Mélos est une petite île de la mer Égée. Sa localisation permettrait à qui la dirige d’agir efficacement sur le trafic maritime. C’est donc une position clef pour Athènes qui dépend des tributs versés par ses alliés (voir notre article Le système thalassocratique chez Thucydide, dans l’Histoire de la guerre du Péloponnèse). La cité a choisi de rester neutre dans la guerre qui oppose Sparte à Athènes depuis 15 ans.

Mélos ou les risques de la neutralité - L'empire athénien en 431 av. J.-C., juste avant le début de la guerre du Péloponnèse.
L’empire athénien en 431 av. J.-C., juste avant le début de la guerre du Péloponnèse. Map_athenian_empire_431_BC-fr.svg : Marsyasderivative work: Once in a Blue Moon, CC BY-SA 2.5, https://creativecommons.org/licenses/by-sa/2.5, via Wikimedia Commons

En 416 av. J.-C., les Athéniens estiment que la neutralité de cette petite cité représente un risque trop grand et décident de lui adresser un ultimatum : se soumettre à l’empire ou voir leur ville détruite. En effet, les Méliens sont aussi les colons de Sparte. Un dialogue édifiant s’engage alors entre délégués athéniens et notables méliens.

La neutralité de Mélos rejetée

Mélos propose de conserver sa neutralité. L’argument est immédiatement rejeté par les Athéniens.

« votre hostilité nous fait moins de tort que votre amitié : celle-ci ferait paraître aux yeux des peuples de l’empire une preuve de faiblesse, votre haine, une [preuve] de puissance ».

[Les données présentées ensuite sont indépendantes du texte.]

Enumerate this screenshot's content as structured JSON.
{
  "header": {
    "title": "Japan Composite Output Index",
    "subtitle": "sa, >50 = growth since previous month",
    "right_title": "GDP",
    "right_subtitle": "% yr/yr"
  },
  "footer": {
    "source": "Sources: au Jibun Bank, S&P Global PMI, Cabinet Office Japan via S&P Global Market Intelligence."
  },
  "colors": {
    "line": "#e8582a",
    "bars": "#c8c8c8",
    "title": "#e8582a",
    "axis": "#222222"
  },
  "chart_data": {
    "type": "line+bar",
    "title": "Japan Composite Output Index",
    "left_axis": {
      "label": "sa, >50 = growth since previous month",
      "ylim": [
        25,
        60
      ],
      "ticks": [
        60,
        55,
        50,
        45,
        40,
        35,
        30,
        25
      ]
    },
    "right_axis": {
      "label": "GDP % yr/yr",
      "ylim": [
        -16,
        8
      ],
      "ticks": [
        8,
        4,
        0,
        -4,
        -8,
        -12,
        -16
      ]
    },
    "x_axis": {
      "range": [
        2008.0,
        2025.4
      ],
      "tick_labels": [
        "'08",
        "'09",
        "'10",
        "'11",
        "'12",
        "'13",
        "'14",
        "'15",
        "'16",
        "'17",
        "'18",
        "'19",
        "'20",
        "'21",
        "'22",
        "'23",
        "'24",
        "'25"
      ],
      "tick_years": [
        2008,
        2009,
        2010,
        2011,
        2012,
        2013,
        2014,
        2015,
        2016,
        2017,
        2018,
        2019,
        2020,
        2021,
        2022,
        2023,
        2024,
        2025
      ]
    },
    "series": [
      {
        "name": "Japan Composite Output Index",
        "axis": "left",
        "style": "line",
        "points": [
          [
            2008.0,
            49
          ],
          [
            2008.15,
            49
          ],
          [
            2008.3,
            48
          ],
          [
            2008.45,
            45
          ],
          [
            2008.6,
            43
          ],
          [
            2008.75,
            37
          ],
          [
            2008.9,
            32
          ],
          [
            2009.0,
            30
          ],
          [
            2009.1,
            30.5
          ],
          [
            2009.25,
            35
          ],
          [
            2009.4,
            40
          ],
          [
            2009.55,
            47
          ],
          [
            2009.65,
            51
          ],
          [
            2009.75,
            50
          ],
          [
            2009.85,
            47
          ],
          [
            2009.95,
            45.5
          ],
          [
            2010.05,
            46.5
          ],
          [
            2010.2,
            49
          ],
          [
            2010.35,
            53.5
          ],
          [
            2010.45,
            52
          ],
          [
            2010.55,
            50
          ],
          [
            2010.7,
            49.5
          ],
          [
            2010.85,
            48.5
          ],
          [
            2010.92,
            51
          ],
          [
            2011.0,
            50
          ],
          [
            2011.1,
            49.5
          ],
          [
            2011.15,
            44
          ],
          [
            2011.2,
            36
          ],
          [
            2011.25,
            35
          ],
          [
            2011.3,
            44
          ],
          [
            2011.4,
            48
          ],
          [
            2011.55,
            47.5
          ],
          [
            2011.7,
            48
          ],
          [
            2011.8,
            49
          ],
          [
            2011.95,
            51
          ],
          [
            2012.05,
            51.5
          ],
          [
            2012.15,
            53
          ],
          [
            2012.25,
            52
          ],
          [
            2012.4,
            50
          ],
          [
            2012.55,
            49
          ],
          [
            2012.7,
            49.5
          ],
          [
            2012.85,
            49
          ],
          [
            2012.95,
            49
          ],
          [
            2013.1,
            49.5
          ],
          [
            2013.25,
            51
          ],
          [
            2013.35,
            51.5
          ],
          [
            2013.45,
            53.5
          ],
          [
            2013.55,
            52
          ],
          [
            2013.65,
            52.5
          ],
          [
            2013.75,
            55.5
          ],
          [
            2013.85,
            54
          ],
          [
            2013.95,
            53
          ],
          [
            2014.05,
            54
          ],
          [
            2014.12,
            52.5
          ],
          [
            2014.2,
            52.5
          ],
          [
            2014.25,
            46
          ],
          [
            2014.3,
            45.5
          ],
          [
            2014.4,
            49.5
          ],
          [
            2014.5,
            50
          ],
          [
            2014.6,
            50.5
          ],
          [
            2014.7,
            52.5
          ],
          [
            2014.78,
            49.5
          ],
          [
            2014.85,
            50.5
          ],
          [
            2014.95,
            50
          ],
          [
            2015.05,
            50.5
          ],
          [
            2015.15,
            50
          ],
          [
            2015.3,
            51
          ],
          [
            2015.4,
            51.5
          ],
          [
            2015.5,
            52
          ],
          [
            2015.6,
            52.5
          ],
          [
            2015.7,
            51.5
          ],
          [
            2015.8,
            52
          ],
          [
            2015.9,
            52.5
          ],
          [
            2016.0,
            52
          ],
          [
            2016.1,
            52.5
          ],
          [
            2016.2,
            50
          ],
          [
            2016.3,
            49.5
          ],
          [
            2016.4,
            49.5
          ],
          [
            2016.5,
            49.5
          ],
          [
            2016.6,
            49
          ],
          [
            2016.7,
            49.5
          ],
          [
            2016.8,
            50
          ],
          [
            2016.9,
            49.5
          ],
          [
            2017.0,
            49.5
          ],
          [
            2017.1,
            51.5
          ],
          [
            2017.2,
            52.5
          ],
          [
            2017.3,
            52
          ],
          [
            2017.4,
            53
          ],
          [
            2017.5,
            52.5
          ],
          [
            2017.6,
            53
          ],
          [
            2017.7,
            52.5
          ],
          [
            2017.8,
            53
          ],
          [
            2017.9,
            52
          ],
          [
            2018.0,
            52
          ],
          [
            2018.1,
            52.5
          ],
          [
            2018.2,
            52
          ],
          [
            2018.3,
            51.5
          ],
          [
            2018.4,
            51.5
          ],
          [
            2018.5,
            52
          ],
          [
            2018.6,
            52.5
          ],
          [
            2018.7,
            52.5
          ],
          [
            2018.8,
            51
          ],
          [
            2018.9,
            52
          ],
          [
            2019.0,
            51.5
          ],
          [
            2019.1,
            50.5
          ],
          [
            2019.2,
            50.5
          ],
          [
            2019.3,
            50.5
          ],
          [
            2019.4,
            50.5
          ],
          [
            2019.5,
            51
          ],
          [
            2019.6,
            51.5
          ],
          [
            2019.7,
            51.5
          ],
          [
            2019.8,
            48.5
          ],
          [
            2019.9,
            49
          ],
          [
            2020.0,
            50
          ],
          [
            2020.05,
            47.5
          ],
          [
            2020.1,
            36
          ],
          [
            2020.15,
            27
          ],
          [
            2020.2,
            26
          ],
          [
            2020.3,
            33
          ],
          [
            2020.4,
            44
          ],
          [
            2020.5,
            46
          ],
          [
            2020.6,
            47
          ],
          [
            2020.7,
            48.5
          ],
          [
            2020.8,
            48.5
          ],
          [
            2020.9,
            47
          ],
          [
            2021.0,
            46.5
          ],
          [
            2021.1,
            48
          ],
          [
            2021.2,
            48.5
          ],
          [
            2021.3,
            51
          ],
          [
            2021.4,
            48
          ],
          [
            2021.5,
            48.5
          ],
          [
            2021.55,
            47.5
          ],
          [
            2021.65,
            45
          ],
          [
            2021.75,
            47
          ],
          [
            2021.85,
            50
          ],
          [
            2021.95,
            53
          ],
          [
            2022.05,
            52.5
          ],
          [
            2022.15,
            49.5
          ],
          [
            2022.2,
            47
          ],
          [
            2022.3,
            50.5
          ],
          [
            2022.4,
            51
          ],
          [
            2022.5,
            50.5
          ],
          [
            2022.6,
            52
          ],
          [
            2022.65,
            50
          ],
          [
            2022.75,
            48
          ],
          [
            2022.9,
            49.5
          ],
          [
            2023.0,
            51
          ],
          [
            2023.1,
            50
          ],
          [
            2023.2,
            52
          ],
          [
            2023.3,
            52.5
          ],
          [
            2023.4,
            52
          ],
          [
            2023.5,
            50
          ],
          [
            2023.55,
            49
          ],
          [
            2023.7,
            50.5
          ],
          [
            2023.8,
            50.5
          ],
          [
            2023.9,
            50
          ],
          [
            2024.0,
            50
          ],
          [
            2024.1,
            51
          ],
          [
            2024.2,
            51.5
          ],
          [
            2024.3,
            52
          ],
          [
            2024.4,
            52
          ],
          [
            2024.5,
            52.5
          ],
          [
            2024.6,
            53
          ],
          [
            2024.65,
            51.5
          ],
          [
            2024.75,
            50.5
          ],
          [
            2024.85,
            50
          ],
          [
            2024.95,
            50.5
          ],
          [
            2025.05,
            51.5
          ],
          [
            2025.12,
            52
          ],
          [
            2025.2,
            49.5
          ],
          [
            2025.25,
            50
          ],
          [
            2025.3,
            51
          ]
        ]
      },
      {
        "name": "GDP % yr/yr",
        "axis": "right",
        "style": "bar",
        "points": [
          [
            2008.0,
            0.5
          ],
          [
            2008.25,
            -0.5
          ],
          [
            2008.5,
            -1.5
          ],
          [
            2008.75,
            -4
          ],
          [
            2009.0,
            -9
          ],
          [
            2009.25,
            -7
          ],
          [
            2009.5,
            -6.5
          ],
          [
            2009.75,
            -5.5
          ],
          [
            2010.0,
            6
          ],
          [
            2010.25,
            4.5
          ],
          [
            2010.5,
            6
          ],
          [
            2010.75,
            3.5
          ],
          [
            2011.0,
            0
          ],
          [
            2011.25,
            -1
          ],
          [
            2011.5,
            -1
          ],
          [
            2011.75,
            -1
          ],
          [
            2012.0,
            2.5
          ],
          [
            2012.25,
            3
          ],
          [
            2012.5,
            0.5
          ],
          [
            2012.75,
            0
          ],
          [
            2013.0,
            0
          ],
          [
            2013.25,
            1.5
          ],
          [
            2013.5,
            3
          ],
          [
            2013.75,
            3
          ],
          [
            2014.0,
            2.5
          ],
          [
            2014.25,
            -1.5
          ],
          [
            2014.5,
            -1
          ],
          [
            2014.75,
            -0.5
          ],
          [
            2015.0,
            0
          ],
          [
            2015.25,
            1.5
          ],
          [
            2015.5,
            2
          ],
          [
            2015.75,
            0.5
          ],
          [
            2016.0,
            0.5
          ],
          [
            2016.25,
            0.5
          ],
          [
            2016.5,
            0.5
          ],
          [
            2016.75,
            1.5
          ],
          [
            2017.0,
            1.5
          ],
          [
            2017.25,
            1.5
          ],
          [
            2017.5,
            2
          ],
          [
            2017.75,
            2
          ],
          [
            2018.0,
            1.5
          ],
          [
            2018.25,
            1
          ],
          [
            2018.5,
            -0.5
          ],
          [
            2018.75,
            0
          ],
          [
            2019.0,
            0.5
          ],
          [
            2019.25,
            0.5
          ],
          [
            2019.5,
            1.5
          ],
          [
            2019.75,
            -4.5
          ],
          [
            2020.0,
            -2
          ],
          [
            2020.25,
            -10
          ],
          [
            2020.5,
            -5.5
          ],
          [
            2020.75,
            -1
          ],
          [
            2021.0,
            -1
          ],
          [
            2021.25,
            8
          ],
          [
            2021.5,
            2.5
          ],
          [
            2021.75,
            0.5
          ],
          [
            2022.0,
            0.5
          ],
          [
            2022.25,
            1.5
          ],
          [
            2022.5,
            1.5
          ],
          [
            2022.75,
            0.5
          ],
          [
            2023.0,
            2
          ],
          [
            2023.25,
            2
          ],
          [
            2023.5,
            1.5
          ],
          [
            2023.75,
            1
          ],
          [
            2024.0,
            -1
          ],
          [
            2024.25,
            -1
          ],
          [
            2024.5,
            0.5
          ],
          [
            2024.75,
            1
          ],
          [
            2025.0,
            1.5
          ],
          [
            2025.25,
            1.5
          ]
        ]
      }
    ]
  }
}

Athènes fonde sa puissance sur le tribut fourni par les cités soumises. Elle doit donc s’assurer de dominer les routes maritimes. Si elle accepte que Mélos demeure neutre, elle ouvre la porte aux revendications des autres peuples insulaires.

Le cœur du dialogue mélien : droit contre possible

Les délégués athéniens commencent par évacuer l’argument du droit.

« nous n’allons pas […] recourir à de grands mots, en disant que d’avoir vaincu le Mède nous donne le droit de dominer, ou que notre campagne présente vient d’une atteinte à nos droits ».

Ils comptent s’appuyer sur les rapports de force.

« Si le droit intervient dans les appréciations humaines pour inspirer un jugement lorsque les pressions (forces, NDLR) s’équivalent, le possible règle, en revanche l’action des plus forts et l’acceptation des plus faibles ».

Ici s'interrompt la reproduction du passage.